I got a xmas present from Rick Estenson, a VP at 1st National Bank of Northfield where I bank. (Rick’s also the guy who sponsored my Northfield Rotary membership earlier this year.)
Rick gave me Seth Godin’s new book, Small is the New Big: and 183 Other Riffs, Rants, and Remarkable Business Ideas. (The photo is my laptop with the book, Rick’s xmas note, and an image of both Rick and Godin on my screen. Click to enlarge.)
On page 6, Godin writes about blogs as a leveraging tool. (He originally wrote this for his blog back in March of 2005, posted here — Godin’s Leveraged Effort Curve — and the book has a slightly different version.)
Knowledge workers get paid extra when they show insight or daring or do what others can’t. But packaging the knowledge is expensive, time consuming and not particularly enjoyable for most people. As you get better at what you do, it seems as though you spend more and more time on the packaging and less on the doing.
… The exception?
The intense conversations you can have with your customers and prospects, especially via a blog. Once you get the system and the structure set up, five minutes of effort can give you four minutes of high-leverage idea time in front of the people you’re trying to influence.
The book adds this to that last sentence: “This is pure, unadulterated leverage. The stuff you actually get paid for, with no overhead.”
Godin’s insight — “among highly-compensated workers, the percentage of the [knowledge] work you get paid to do goes down as you get paid more” and that “packaging the knowledge is expensive, time consuming and not particularly enjoyable” — is stunning to me.

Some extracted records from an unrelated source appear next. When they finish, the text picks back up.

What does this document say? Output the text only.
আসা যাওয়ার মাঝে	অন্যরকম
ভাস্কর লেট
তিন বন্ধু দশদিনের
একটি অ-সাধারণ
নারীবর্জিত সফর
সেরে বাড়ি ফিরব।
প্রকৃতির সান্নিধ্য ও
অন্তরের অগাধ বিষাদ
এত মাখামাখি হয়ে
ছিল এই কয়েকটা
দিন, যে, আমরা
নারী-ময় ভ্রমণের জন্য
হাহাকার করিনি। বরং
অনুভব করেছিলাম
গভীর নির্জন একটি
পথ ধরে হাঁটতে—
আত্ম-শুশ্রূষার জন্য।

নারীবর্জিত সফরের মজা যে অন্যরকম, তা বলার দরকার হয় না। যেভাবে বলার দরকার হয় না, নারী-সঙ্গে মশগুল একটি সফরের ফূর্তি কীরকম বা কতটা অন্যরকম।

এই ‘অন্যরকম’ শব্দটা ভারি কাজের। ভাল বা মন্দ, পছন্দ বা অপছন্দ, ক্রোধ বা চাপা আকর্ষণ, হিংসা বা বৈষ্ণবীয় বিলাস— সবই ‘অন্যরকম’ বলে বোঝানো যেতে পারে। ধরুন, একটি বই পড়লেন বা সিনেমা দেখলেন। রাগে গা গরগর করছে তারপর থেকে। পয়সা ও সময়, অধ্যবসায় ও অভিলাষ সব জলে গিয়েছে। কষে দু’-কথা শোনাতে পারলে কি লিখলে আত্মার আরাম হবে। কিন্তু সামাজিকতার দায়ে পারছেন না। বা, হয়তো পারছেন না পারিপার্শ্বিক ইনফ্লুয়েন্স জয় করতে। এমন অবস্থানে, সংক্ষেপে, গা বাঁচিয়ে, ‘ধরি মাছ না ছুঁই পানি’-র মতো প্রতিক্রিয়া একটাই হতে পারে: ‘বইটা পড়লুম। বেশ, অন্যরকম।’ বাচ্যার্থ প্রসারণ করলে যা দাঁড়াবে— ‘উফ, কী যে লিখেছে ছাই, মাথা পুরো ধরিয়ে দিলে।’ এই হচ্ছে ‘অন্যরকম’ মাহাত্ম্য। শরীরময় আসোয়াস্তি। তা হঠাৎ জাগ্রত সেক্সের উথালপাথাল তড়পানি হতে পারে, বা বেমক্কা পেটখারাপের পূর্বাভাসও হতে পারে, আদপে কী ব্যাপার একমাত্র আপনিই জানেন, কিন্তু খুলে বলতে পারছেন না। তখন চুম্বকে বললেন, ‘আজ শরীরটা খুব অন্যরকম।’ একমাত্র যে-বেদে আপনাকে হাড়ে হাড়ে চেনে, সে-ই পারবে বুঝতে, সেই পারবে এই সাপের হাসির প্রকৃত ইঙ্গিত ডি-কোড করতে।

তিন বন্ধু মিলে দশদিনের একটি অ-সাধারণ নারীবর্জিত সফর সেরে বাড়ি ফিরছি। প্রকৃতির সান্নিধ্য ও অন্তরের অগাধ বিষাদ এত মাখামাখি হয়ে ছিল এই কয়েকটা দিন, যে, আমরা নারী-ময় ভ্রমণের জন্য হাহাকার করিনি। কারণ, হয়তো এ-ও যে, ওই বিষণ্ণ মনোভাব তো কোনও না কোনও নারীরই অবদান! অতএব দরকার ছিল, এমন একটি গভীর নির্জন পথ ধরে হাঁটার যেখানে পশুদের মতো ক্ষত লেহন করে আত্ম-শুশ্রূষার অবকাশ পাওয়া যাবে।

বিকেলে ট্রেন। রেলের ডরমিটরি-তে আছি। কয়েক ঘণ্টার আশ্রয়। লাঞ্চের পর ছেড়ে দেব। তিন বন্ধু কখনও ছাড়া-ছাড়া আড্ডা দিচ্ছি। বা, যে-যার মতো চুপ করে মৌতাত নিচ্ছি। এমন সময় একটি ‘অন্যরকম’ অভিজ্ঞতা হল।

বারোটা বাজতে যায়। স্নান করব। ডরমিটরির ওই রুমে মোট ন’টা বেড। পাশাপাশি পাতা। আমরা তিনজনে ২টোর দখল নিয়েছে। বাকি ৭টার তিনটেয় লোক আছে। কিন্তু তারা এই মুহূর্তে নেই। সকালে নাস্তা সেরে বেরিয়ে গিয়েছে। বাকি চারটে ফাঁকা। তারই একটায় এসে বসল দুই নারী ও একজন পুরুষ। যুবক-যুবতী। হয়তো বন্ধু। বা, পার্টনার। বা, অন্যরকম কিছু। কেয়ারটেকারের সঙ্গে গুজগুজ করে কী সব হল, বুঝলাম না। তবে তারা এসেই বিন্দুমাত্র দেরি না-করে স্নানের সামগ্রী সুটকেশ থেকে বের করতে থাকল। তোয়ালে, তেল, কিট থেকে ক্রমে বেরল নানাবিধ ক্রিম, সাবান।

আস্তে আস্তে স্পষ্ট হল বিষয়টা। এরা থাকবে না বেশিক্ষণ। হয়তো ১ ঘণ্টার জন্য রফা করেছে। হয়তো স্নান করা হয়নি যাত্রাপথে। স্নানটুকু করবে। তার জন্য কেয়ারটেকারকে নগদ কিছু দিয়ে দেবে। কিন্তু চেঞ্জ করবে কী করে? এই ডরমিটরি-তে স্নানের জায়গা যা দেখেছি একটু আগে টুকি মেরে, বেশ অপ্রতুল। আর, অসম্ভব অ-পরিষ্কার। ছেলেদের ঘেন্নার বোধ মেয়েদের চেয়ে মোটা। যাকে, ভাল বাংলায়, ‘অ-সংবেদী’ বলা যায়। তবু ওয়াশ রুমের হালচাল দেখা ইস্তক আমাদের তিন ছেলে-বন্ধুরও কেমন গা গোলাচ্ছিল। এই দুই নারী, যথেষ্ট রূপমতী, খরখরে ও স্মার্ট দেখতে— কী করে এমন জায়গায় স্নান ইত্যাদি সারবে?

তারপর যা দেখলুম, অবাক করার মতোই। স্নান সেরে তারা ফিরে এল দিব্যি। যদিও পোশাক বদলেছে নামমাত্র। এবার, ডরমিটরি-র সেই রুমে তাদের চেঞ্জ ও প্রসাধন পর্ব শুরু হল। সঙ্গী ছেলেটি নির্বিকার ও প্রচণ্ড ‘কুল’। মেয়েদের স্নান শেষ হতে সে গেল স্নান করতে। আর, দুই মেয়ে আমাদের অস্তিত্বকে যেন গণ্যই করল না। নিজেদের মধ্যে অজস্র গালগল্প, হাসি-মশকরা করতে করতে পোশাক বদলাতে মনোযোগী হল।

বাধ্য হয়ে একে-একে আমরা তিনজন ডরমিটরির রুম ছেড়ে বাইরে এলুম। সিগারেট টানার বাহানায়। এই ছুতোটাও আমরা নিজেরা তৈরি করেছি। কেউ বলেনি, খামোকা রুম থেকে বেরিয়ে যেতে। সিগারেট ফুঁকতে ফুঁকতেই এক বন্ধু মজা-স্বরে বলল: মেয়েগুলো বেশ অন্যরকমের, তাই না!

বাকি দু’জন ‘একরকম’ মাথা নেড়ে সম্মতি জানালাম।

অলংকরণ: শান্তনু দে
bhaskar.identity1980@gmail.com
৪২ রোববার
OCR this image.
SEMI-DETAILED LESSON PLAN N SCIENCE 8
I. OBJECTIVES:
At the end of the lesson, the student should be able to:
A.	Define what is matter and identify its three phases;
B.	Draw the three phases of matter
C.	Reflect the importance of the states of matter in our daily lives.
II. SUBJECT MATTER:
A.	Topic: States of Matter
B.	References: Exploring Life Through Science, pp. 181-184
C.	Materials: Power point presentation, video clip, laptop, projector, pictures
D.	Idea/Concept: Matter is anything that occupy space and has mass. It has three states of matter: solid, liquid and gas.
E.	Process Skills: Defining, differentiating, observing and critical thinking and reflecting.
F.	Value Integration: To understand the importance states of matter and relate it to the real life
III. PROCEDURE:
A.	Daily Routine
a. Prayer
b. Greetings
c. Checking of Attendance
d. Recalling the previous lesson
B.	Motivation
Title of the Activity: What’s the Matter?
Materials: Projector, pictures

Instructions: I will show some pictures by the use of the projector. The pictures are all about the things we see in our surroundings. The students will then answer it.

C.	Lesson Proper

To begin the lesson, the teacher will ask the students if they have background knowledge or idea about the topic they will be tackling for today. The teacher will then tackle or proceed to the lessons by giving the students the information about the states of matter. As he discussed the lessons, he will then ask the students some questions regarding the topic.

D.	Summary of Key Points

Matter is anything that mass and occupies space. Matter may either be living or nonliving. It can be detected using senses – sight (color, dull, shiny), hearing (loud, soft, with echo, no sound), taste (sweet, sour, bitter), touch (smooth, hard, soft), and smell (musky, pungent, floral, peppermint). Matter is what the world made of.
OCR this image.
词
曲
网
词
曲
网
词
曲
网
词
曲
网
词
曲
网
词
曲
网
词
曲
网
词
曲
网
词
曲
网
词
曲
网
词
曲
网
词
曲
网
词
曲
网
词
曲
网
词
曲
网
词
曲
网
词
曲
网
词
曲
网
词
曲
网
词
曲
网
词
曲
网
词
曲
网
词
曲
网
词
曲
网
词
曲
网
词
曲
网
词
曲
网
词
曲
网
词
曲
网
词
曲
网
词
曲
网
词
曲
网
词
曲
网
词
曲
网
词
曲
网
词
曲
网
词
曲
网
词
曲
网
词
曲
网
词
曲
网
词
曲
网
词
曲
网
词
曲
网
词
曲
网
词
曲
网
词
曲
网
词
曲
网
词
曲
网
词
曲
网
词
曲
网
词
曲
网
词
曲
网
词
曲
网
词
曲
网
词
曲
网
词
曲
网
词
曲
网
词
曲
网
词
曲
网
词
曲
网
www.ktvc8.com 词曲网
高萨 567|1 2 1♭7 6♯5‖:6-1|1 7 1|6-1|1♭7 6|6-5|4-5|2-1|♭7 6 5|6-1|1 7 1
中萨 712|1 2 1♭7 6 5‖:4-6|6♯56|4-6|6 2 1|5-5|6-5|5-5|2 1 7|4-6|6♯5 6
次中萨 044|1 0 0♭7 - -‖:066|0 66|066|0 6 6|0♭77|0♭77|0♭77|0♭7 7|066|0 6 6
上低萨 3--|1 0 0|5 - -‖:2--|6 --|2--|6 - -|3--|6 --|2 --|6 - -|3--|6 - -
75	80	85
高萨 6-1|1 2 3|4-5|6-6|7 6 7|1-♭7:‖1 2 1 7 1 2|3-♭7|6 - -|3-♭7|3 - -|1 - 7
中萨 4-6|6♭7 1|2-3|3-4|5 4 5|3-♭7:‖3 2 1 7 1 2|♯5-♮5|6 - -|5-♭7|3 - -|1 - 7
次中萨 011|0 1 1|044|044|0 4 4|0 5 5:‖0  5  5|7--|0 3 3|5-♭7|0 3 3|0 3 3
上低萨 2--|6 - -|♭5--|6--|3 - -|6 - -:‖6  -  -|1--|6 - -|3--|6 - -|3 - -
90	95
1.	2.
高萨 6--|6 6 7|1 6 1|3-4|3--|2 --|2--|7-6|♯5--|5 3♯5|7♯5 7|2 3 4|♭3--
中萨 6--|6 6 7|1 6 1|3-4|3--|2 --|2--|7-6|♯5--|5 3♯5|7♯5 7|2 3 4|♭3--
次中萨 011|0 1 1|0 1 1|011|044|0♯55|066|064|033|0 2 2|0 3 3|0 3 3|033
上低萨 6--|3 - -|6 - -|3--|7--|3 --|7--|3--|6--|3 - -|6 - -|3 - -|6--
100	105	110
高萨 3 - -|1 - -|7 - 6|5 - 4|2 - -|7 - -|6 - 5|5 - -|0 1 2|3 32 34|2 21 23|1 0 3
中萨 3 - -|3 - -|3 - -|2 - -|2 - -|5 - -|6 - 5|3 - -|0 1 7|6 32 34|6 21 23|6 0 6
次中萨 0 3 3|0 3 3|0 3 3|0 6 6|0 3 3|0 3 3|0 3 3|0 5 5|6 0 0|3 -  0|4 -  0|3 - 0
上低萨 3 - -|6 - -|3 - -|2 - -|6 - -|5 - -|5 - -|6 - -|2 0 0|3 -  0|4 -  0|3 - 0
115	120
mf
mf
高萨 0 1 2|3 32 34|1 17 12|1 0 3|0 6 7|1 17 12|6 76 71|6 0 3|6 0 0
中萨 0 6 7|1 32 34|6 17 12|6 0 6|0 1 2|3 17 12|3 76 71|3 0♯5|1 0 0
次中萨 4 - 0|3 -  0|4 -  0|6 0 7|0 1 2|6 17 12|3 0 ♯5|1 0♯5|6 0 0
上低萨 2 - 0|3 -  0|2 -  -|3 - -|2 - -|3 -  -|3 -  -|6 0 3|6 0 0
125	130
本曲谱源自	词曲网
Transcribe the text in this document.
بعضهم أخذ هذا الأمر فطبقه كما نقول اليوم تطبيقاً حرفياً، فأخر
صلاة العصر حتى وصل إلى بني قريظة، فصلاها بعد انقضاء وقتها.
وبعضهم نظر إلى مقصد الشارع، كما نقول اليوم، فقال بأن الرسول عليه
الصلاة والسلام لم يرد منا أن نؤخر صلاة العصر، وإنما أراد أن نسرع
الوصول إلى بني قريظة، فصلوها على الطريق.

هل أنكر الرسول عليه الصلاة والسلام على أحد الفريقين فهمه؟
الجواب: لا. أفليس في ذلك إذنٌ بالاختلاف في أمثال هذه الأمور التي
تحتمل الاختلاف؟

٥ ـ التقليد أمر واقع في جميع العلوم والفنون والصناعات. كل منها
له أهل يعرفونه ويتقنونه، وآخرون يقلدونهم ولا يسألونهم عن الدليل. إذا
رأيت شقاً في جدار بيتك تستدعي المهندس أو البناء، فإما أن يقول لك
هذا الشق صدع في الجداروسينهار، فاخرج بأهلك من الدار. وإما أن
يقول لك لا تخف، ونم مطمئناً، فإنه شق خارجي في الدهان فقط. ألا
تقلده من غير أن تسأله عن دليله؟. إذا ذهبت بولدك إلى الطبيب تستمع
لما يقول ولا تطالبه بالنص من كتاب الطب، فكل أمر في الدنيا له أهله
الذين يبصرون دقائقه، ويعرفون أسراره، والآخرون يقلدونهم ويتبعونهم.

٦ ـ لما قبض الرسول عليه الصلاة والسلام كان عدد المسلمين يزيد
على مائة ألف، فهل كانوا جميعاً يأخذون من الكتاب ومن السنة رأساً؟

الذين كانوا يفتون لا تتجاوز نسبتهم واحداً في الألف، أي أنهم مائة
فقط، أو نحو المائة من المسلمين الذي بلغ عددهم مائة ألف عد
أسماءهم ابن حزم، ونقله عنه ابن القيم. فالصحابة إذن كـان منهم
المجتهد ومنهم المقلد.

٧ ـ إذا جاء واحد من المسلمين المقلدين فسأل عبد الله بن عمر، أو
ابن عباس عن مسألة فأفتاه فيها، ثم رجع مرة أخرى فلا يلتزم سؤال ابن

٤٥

In the Why keep a weblog? section of my Leadership Blogging Guide, my #1 reason is “Leverage your leadership interactions that otherwise disappear.” I’ve long understood the ability of a blog to leverage the interactions, the conversations, the influencing and being influenced.
But it never occurred to me to frame it in terms of ‘packaging the knowledge,’ especially the higher-level knowledge that leaders get paid to use. And it never occurred to me that a leader spends a relatively small percentage of their day on this high-level stuff — thus making it even more important that they find ways to leverage it in ways that don’t take a lot of time.
Cool. Thanks, Seth. And thanks, Rick.